Privilege: The Zone of Confidentiality Expanded

Vol. 40 No. 3

The author, an associate editor of Litigation, is the author of Attorney-Client Privilege and the Work-Product Doctrine, Fifth Edition, published by the American Bar Association.

Do you want your communication with a client seeking legal advice to be protected by privilege in discovery? The communication must be confidential when made and be kept confidential thereafter. Does that mean it can be conveyed to no one other than client and attorney? Of course not. Lawyers these days need an army of “others” to provide legal advice to their clients. So let’s say that the communication must remain within a zone of confidentiality.

Lawyers have always been able to share privileged communications with secretaries, paralegals, and other lawyers in their firms. Clients have always been able to share the communication with those within the business who have a “need to know.”

That zone of permissible confidentiality, until recently, did not encompass individuals not directly in the employ of the lawyer or of the client. Economic realities evolve. Increasingly, companies and even lawyers have come to employ “contract” employees who are not on the direct payroll of either the client or the lawyer.

The development of the common law is based on social realities, and the law of attorney-client privilege in the U.S. federal courts is preeminently a common-law development. Thus, the law of privilege has recognized that shifting economic reality. The sharing of privilege-protected communications with certain consultants and with nonemployees that in the past would have created a waiver of the privilege no longer always does so.

In recognizing consultants and contract employees as encompassed within the zone of confidentiality, courts speak of them as “the functional equivalent of an employee.” The factors that courts consider in determining whether a consultant or a contract employee is the functional equivalent of an employee for the purpose of according privilege protection to a communication are the following:

  1. Did the consultant or contract employee have primary responsibility for a key corporate job?
  2. Was there a continuous and close working relationship between the consultant and the company principals on matters critical to the company’s position in the litigation?
  3. Was the consultant likely to possess information that was not possessed by anyone else at the company?

A salient case that sets forth this relatively new expansion of the zone of confidentiality for privilege purposes is Twentieth Century Fox Film Corp. v.

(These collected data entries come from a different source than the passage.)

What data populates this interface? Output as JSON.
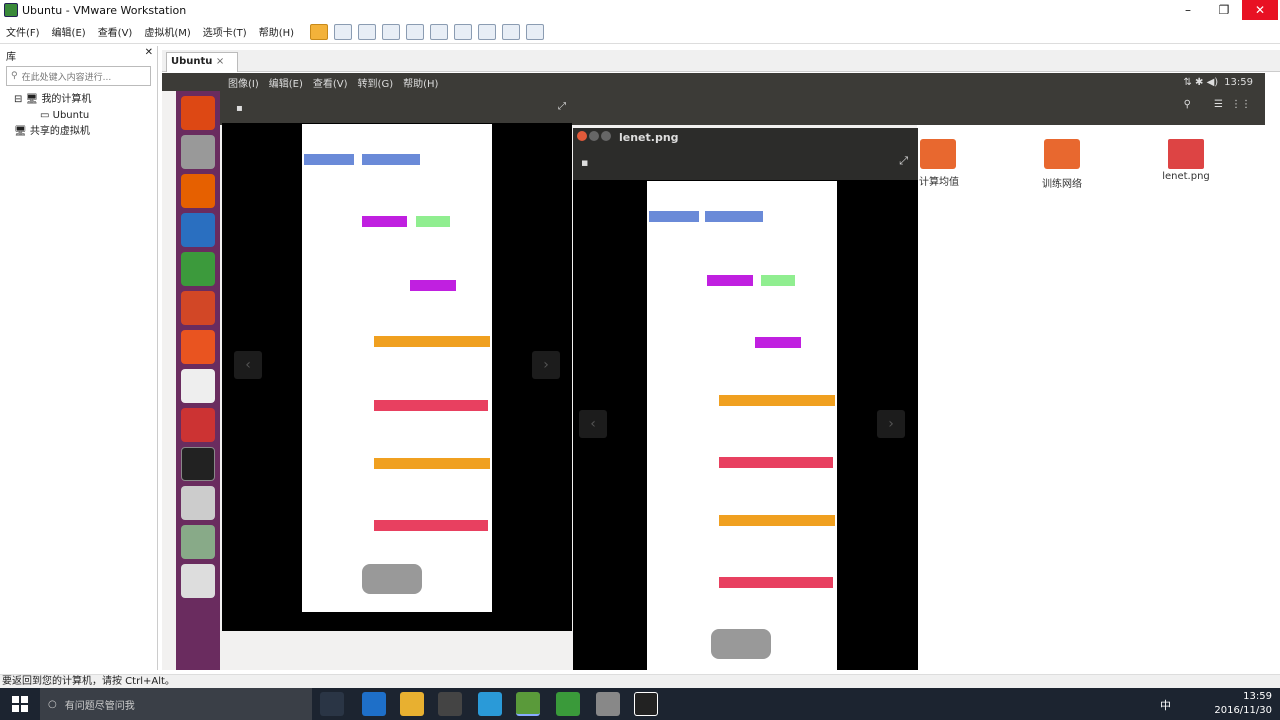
{
  "window": {
    "title": "Ubuntu - VMware Workstation"
  },
  "menu": [
    "文件(F)",
    "编辑(E)",
    "查看(V)",
    "虚拟机(M)",
    "选项卡(T)",
    "帮助(H)"
  ],
  "library": {
    "header": "库",
    "search_placeholder": "在此处键入内容进行...",
    "my_computer": "我的计算机",
    "vm_name": "Ubuntu",
    "shared": "共享的虚拟机"
  },
  "tab": {
    "label": "Ubuntu"
  },
  "ubuntu_menu": [
    "图像(I)",
    "编辑(E)",
    "查看(V)",
    "转到(G)",
    "帮助(H)"
  ],
  "ubuntu_time": "13:59",
  "viewer": {
    "title": "lenet.png"
  },
  "files": [
    {
      "name": "计算均值"
    },
    {
      "name": "训练网络"
    },
    {
      "name": "lenet.png"
    }
  ],
  "status_text": "要返回到您的计算机，请按 Ctrl+Alt。",
  "taskbar": {
    "search": "有问题尽管问我",
    "time": "13:59",
    "date": "2016/11/30",
    "ime": "中"
  },
  "colors": {
    "launcher": "#6a2c5f",
    "blue": "#6a8ad8",
    "purple": "#c020e0",
    "green": "#90ee90",
    "orange": "#f0a020",
    "red": "#e84060"
  }
}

Marvel, 2002 U.S. Dist. LEXIS 22215, at *6–7 (S.D.N.Y. Nov. 15, 2002). This quotation from the court should get you started in your attempt to keep privileged what in the past would not have been:

I find that the non-employees to whom disclosure was made were the functional equivalent of employees. Fox’s determination to conduct its business through the use of independent contractors is a result of the sporadic nature of employment in the motion picture industry; for a wide variety of reasons, producers, directors and actors generally do not “turn out” movies with the same regularity with which most tangible products are produced. The fact that the nature of the industry dictates the use of independent contractors over employees should not, without more, create greater limitations on the scope of the attorney-client privilege. Since the employees in issue were the functional equivalent of employees, disclosure of otherwise privileged documents to them does not operate as a waiver of the attorney-client privilege.

Those of you who wish to pierce the privilege can continue to make the case for the proposition that this new concept of a “functional equivalent of an employee” should not be permitted to so expand the zone of confidentiality as to wipe out the concept of a breach of confidentiality and its attendant waiver of the privilege altogether.